B. Perumusan Masalah Sesuai dengan judul yang telah dirumuskan yaitu “Bill of Lading Sebagai Acuan Dasar Dalam Pelaksanaan Tanggung Jawab Pengangkut Terhadap Kerugian Pengirim Dalam Pengangkutan Laut” dan latar belakang yang telah dijabarkan sebelumnya maka dapat dirumuskan permasalahan yang diangkat dalam penulisan ini adalah sebagai berikut: 1. Apakah Bill of Lading dijadikan sebagai dasar acuan bagi pengangkut dalam pelaksanaan tanggung jawab terhadap kerugian pengirim dalam pengangkutan laut? 2. Bagaimana legitimasi penyelesaian tanggung jawab pengangkut terhadap kerugian pengirim dalam pengangkutan laut?

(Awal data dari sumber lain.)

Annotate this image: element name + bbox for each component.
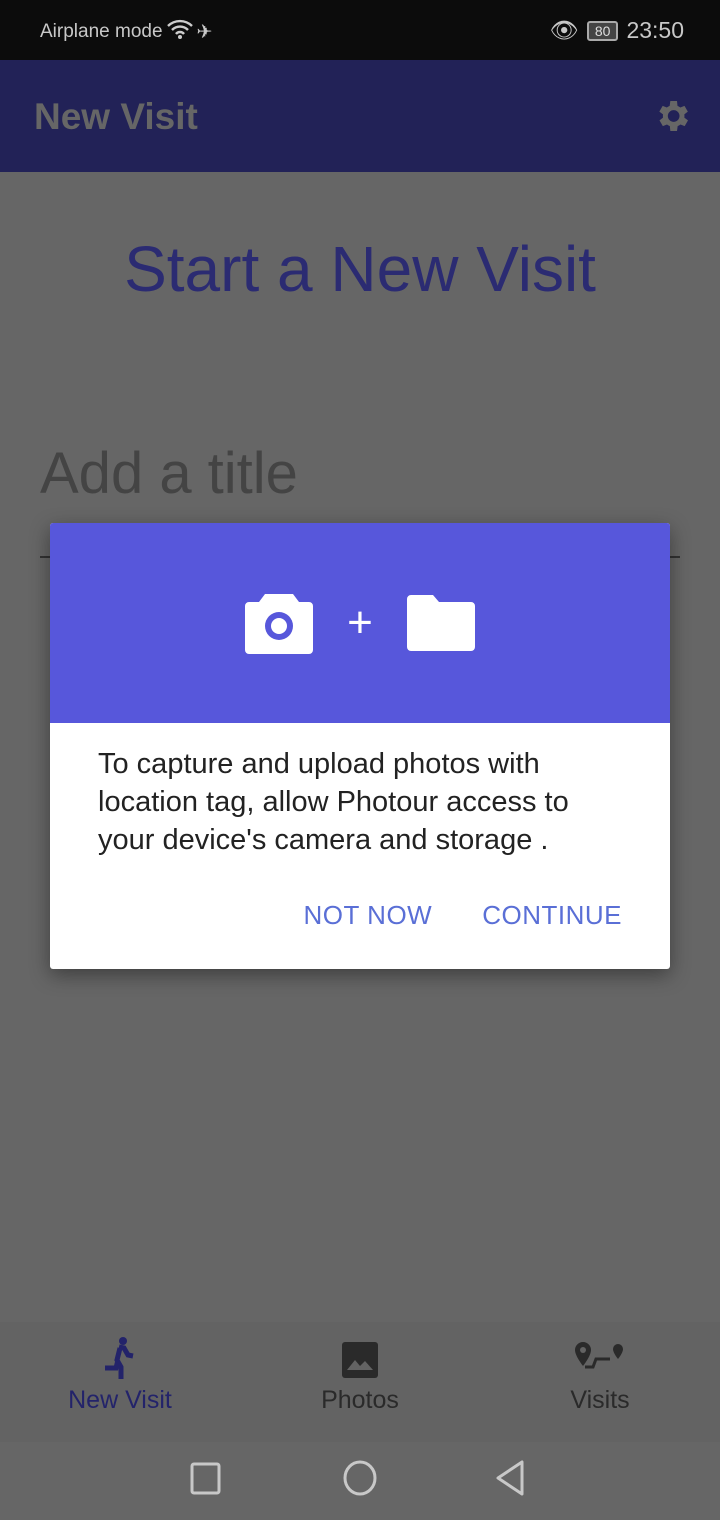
camera-icon (245, 594, 314, 654)
running-person-icon (105, 1337, 134, 1379)
folder-icon (406, 595, 475, 651)
nav-label: Visits (570, 1386, 630, 1414)
back-button[interactable] (494, 1460, 528, 1498)
network-status: Airplane mode (40, 21, 163, 42)
nav-item-new-visit[interactable]: New Visit (30, 1336, 210, 1415)
status-bar: Airplane mode ✈ 👁 80 23:50 (0, 0, 720, 60)
image-icon (342, 1342, 378, 1378)
recents-button[interactable] (190, 1462, 222, 1496)
nav-item-visits[interactable]: Visits (510, 1336, 690, 1415)
continue-button[interactable]: CONTINUE (482, 900, 622, 931)
system-navigation-bar (0, 1442, 720, 1520)
airplane-icon: ✈ (196, 21, 213, 43)
page-headline: Start a New Visit (124, 233, 596, 305)
battery-indicator: 80 (586, 20, 619, 41)
clock: 23:50 (626, 17, 684, 43)
app-title: New Visit (34, 96, 198, 137)
home-button[interactable] (342, 1460, 378, 1496)
bottom-navigation: New Visit Photos Visits (0, 1322, 720, 1442)
gear-icon[interactable] (652, 96, 692, 136)
dialog-message: To capture and upload photos with locati… (98, 748, 569, 856)
app-bar: New Visit (0, 60, 720, 172)
nav-label: Photos (321, 1386, 399, 1414)
nav-item-photos[interactable]: Photos (270, 1336, 450, 1415)
title-input[interactable]: Add a title (40, 440, 298, 507)
dialog-header: + (50, 523, 670, 723)
nav-label: New Visit (68, 1386, 172, 1414)
wifi-icon (166, 19, 193, 45)
plus-sign: + (347, 598, 373, 647)
route-icon (575, 1342, 623, 1369)
eye-comfort-icon: 👁 (549, 17, 579, 43)
not-now-button[interactable]: NOT NOW (304, 900, 433, 931)
permission-dialog: + To capture and upload photos with loca… (50, 523, 670, 969)
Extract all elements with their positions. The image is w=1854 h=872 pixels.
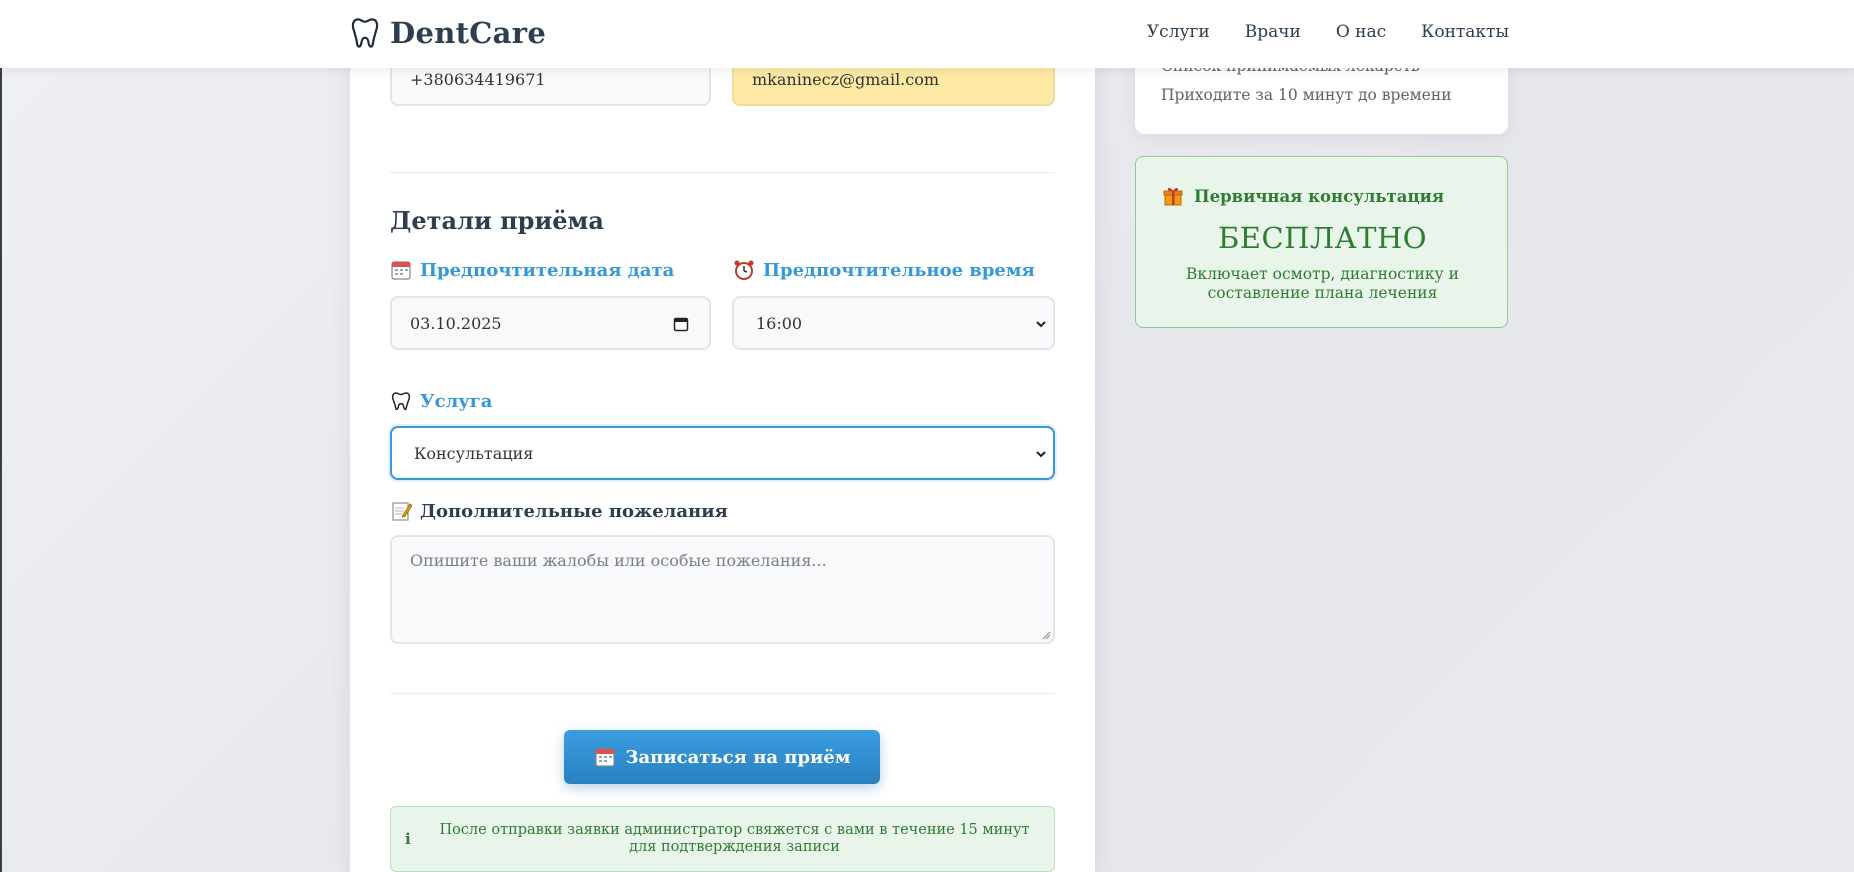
offer-title: Первичная консультация xyxy=(1194,186,1445,206)
service-label: Услуга xyxy=(390,390,492,412)
section-divider xyxy=(390,693,1055,694)
info-notice: i После отправки заявки администратор св… xyxy=(390,806,1055,872)
memo-icon xyxy=(392,502,412,521)
nav-item-about[interactable]: О нас xyxy=(1336,22,1386,42)
time-label-text: Предпочтительное время xyxy=(763,259,1035,281)
section-divider xyxy=(390,172,1055,173)
tip-item: Приходите за 10 минут до времени xyxy=(1161,86,1452,104)
date-input[interactable]: 03.10.2025 xyxy=(390,296,711,350)
service-value: Консультация xyxy=(414,443,534,463)
notes-textarea[interactable]: Опишите ваши жалобы или особые пожелания… xyxy=(390,535,1055,644)
site-header: DentCare Услуги Врачи О нас Контакты xyxy=(0,0,1854,68)
resize-handle[interactable] xyxy=(1041,630,1051,640)
window-edge xyxy=(0,0,2,872)
notes-label: Дополнительные пожелания xyxy=(390,500,728,522)
time-label: Предпочтительное время xyxy=(733,259,1035,281)
submit-button[interactable]: Записаться на приём xyxy=(564,730,880,784)
notes-placeholder: Опишите ваши жалобы или особые пожелания… xyxy=(410,551,827,570)
calendar-icon xyxy=(594,748,615,767)
submit-label: Записаться на приём xyxy=(625,746,851,768)
date-picker-icon[interactable] xyxy=(673,316,689,332)
date-value: 03.10.2025 xyxy=(410,313,502,333)
tooth-icon xyxy=(391,392,411,411)
notes-label-text: Дополнительные пожелания xyxy=(420,500,728,522)
logo-text: DentCare xyxy=(390,16,547,50)
offer-description: Включает осмотр, диагностику и составлен… xyxy=(1186,265,1459,303)
offer-price: БЕСПЛАТНО xyxy=(1217,221,1428,255)
main-nav: Услуги Врачи О нас Контакты xyxy=(1147,22,1509,42)
gift-icon xyxy=(1163,187,1183,206)
alarm-clock-icon xyxy=(734,260,754,280)
phone-value: +380634419671 xyxy=(410,69,546,89)
free-consultation-card: Первичная консультация БЕСПЛАТНО Включае… xyxy=(1135,156,1508,328)
logo[interactable]: DentCare xyxy=(350,16,546,50)
nav-item-contacts[interactable]: Контакты xyxy=(1421,22,1509,42)
service-label-text: Услуга xyxy=(420,390,493,412)
date-label: Предпочтительная дата xyxy=(390,259,674,281)
date-label-text: Предпочтительная дата xyxy=(420,259,675,281)
chevron-down-icon xyxy=(1036,451,1046,458)
tooth-icon xyxy=(351,18,379,48)
notice-text: После отправки заявки администратор свяж… xyxy=(439,821,1030,855)
nav-item-doctors[interactable]: Врачи xyxy=(1245,22,1301,42)
time-value: 16:00 xyxy=(756,313,803,333)
nav-item-services[interactable]: Услуги xyxy=(1147,22,1210,42)
chevron-down-icon xyxy=(1036,321,1046,328)
time-select[interactable]: 16:00 xyxy=(732,296,1055,350)
service-select[interactable]: Консультация xyxy=(390,426,1055,480)
calendar-icon xyxy=(391,261,411,280)
appointment-details-title: Детали приёма xyxy=(390,206,604,235)
email-value: mkaninecz@gmail.com xyxy=(752,69,940,89)
booking-form-card: +380634419671 mkaninecz@gmail.com Детали… xyxy=(350,0,1095,872)
offer-header: Первичная консультация xyxy=(1162,185,1444,207)
info-icon: i xyxy=(405,830,411,848)
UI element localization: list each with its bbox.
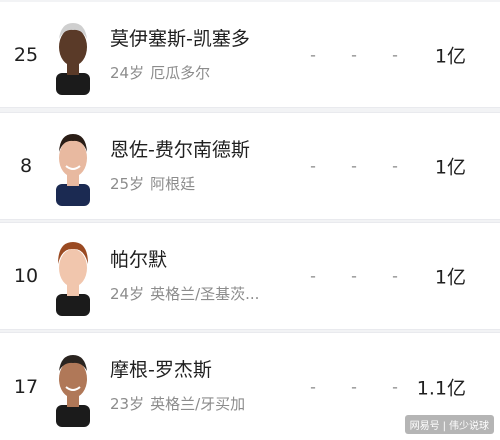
player-row[interactable]: 25 莫伊塞斯-凯塞多 24岁 厄瓜多尔 - - - 1亿 bbox=[0, 2, 500, 108]
stat-cell: - bbox=[351, 45, 357, 64]
player-name[interactable]: 恩佐-费尔南德斯 bbox=[110, 135, 250, 162]
player-age: 24岁 bbox=[110, 64, 145, 82]
stat-cell: - bbox=[310, 45, 316, 64]
player-age: 24岁 bbox=[110, 285, 145, 303]
player-name[interactable]: 莫伊塞斯-凯塞多 bbox=[110, 24, 250, 51]
player-value-list: 25 莫伊塞斯-凯塞多 24岁 厄瓜多尔 - - - 1亿 8 恩佐-费尔南德斯… bbox=[0, 0, 500, 440]
player-name[interactable]: 摩根-罗杰斯 bbox=[110, 355, 212, 382]
player-meta: 24岁 英格兰/圣基茨... bbox=[110, 283, 259, 304]
shirt-number: 8 bbox=[19, 155, 33, 177]
player-portrait-icon bbox=[56, 354, 90, 427]
market-value: 1.1亿 bbox=[416, 377, 466, 399]
player-meta: 23岁 英格兰/牙买加 bbox=[110, 393, 245, 414]
source-watermark: 网易号 | 伟少说球 bbox=[404, 415, 494, 434]
player-nationality: 英格兰/牙买加 bbox=[150, 395, 246, 413]
player-nationality: 阿根廷 bbox=[150, 175, 196, 193]
stat-cell: - bbox=[392, 377, 398, 396]
player-avatar bbox=[52, 347, 94, 427]
player-portrait-icon bbox=[56, 22, 90, 95]
watermark-author: 伟少说球 bbox=[449, 421, 489, 432]
shirt-number: 10 bbox=[13, 265, 39, 287]
stat-cell: - bbox=[351, 266, 357, 286]
player-portrait-icon bbox=[56, 242, 90, 316]
player-portrait-icon bbox=[56, 134, 90, 206]
stat-cell: - bbox=[392, 156, 398, 176]
market-value: 1亿 bbox=[434, 45, 466, 67]
player-avatar bbox=[52, 236, 94, 316]
stat-cell: - bbox=[310, 266, 316, 286]
stat-cell: - bbox=[392, 45, 398, 64]
player-meta: 24岁 厄瓜多尔 bbox=[110, 62, 210, 83]
player-name[interactable]: 帕尔默 bbox=[110, 245, 167, 272]
market-value: 1亿 bbox=[434, 266, 466, 289]
watermark-platform: 网易号 bbox=[409, 421, 440, 432]
shirt-number: 25 bbox=[13, 43, 39, 66]
stat-cell: - bbox=[351, 377, 357, 396]
shirt-number: 17 bbox=[13, 375, 39, 398]
player-avatar bbox=[52, 126, 94, 206]
watermark-separator: | bbox=[442, 421, 446, 432]
market-value: 1亿 bbox=[434, 156, 466, 179]
stat-cell: - bbox=[392, 266, 398, 286]
stat-cell: - bbox=[310, 377, 316, 396]
player-age: 23岁 bbox=[110, 395, 145, 413]
player-row[interactable]: 10 帕尔默 24岁 英格兰/圣基茨... - - - 1亿 bbox=[0, 222, 500, 330]
player-nationality: 英格兰/圣基茨... bbox=[150, 285, 260, 303]
player-row[interactable]: 8 恩佐-费尔南德斯 25岁 阿根廷 - - - 1亿 bbox=[0, 112, 500, 220]
player-meta: 25岁 阿根廷 bbox=[110, 173, 195, 194]
stat-cell: - bbox=[351, 156, 357, 176]
player-age: 25岁 bbox=[110, 175, 145, 193]
player-avatar bbox=[52, 15, 94, 95]
player-nationality: 厄瓜多尔 bbox=[150, 64, 211, 82]
stat-cell: - bbox=[310, 156, 316, 176]
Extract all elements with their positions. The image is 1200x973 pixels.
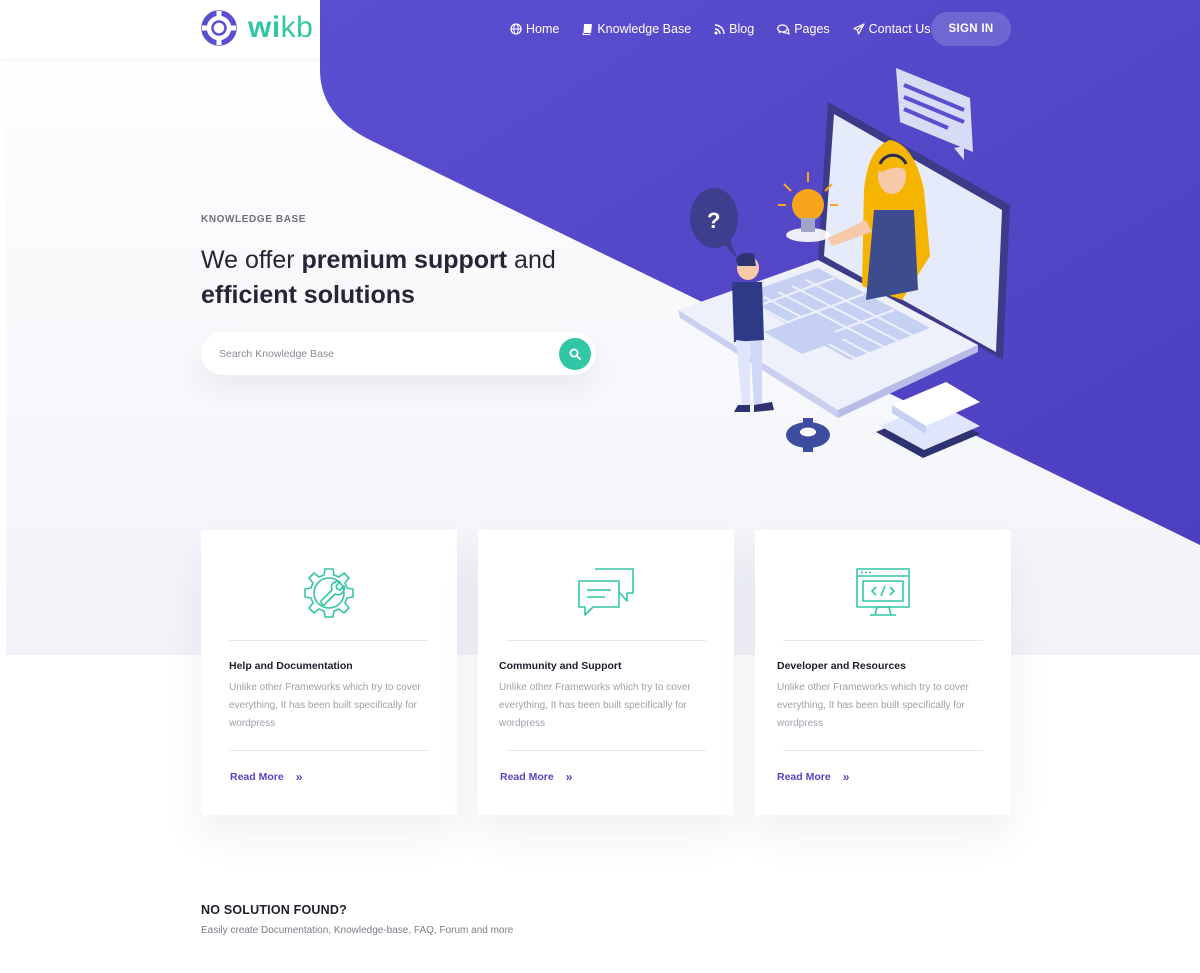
card-title: Community and Support <box>499 660 622 672</box>
logo[interactable]: wikb <box>201 10 313 46</box>
gear-illustration <box>786 418 830 452</box>
card-description: Unlike other Frameworks which try to cov… <box>777 682 969 729</box>
card-description: Unlike other Frameworks which try to cov… <box>229 682 421 729</box>
headline-text-1: We offer <box>201 246 302 274</box>
card-divider <box>506 750 706 751</box>
headline-text-2: and <box>507 246 556 274</box>
card-title: Developer and Resources <box>777 660 906 672</box>
rss-icon <box>714 23 725 34</box>
nav-blog[interactable]: Blog <box>714 22 754 36</box>
card-developer-resources: Developer and Resources Unlike other Fra… <box>755 530 1011 815</box>
no-solution-heading: NO SOLUTION FOUND? <box>201 903 347 917</box>
card-divider <box>783 750 983 751</box>
headline-bold-2: efficient solutions <box>201 281 415 309</box>
nav-pages-label: Pages <box>794 22 830 36</box>
card-divider <box>229 750 429 751</box>
read-more-label: Read More <box>500 771 554 783</box>
double-chevron-right-icon: » <box>295 770 303 784</box>
hero-headline: We offer premium support and efficient s… <box>201 243 621 313</box>
code-window-icon <box>856 568 910 616</box>
read-more-link[interactable]: Read More » <box>230 770 302 784</box>
hero-illustration: ? <box>678 68 1010 458</box>
card-divider <box>506 640 706 641</box>
paper-plane-icon <box>853 23 865 35</box>
search-icon <box>569 348 581 360</box>
globe-icon <box>510 23 522 35</box>
nav-contact-us[interactable]: Contact Us <box>853 22 931 36</box>
card-icon-wrap <box>755 563 1011 623</box>
chat-bubbles-icon <box>578 568 634 616</box>
lifebuoy-icon <box>201 10 237 46</box>
headline-bold-1: premium support <box>301 246 508 274</box>
books-illustration <box>876 382 980 458</box>
read-more-link[interactable]: Read More » <box>500 770 572 784</box>
double-chevron-right-icon: » <box>842 770 850 784</box>
card-icon-wrap <box>478 563 734 623</box>
card-community-support: Community and Support Unlike other Frame… <box>478 530 734 815</box>
nav-pages[interactable]: Pages <box>777 22 830 36</box>
nav-knowledge-base[interactable]: Knowledge Base <box>582 22 691 36</box>
nav-contact-us-label: Contact Us <box>868 22 931 36</box>
hero-eyebrow: KNOWLEDGE BASE <box>201 214 307 225</box>
card-title: Help and Documentation <box>229 660 353 672</box>
nav-home[interactable]: Home <box>510 22 559 36</box>
comments-icon <box>777 23 791 35</box>
question-bubble-illustration: ? <box>690 188 738 260</box>
read-more-label: Read More <box>230 771 284 783</box>
card-icon-wrap <box>201 563 457 623</box>
card-description: Unlike other Frameworks which try to cov… <box>499 682 691 729</box>
book-icon <box>582 24 593 35</box>
sign-in-button[interactable]: SIGN IN <box>931 12 1011 46</box>
no-solution-subtitle: Easily create Documentation, Knowledge-b… <box>201 925 514 936</box>
read-more-link[interactable]: Read More » <box>777 770 849 784</box>
card-divider <box>229 640 429 641</box>
read-more-label: Read More <box>777 771 831 783</box>
nav-home-label: Home <box>526 22 560 36</box>
nav-blog-label: Blog <box>729 22 755 36</box>
logo-part-wi: wi <box>248 11 281 44</box>
card-help-documentation: Help and Documentation Unlike other Fram… <box>201 530 457 815</box>
main-nav: Home Knowledge Base Blog Pages Contact U… <box>510 12 954 46</box>
svg-text:?: ? <box>707 208 720 233</box>
search-input[interactable] <box>219 332 549 375</box>
chat-bubble-illustration <box>896 68 973 160</box>
search-button[interactable] <box>559 338 591 370</box>
logo-part-kb: kb <box>280 11 314 44</box>
card-divider <box>783 640 983 641</box>
logo-wordmark: wikb <box>248 10 313 46</box>
gear-wrench-icon <box>304 568 354 618</box>
double-chevron-right-icon: » <box>565 770 573 784</box>
search-box <box>201 332 596 375</box>
nav-knowledge-base-label: Knowledge Base <box>597 22 692 36</box>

C. Tujuan Penelitian Tujuan penelitian dalam penulisan ini adalah: 1. Untuk mengetahui bahwa Bill of Lading dijadikan atau tidak dijadikan sebagai dasar acuan bagi pengangkut dalam pelaksanaan tanggung jawab terhadap kerugian pengirim dalam pengangkutan laut. 2. Untuk mengetahui legitimasi penyelesaian tanggung jawab pengangkut terhadap kerugian pengirim dalam pengangkutan laut.
6
D. Manfaat Penelitian Penulis berharap kedepannya penulisan ini dapat dimanfaatkan sebagai: 1. Secara teoritis diharapkan dapat menambah informasi atau wawasan yang lebih kongkrit bagi penegak hukum khusunya dalam menangani permasalahan hukum yang berkaitan dengan pertanggungjawaban para pihak dalam proses pengangkutan laut, juga diharapkan dapat menjadi sumbangan pemikiran terhadap hukum dagang Indonesia dan lebih khusus
lagi
kedepannya
dapat
memberikan
kontribusi
dalam
pembentukan hukum maritim di Indonesia. 2. Secara praktis diharapkan sebagai sumbangan pemikiran bagi praktisi pelayaran, baik carrier, shipper, owner ataupun consignee maupun pihak lainnya, yang dapat dijadikan sebagai masukan dalam membantu proses pelaksanaan kerja pada praktik di lapangan.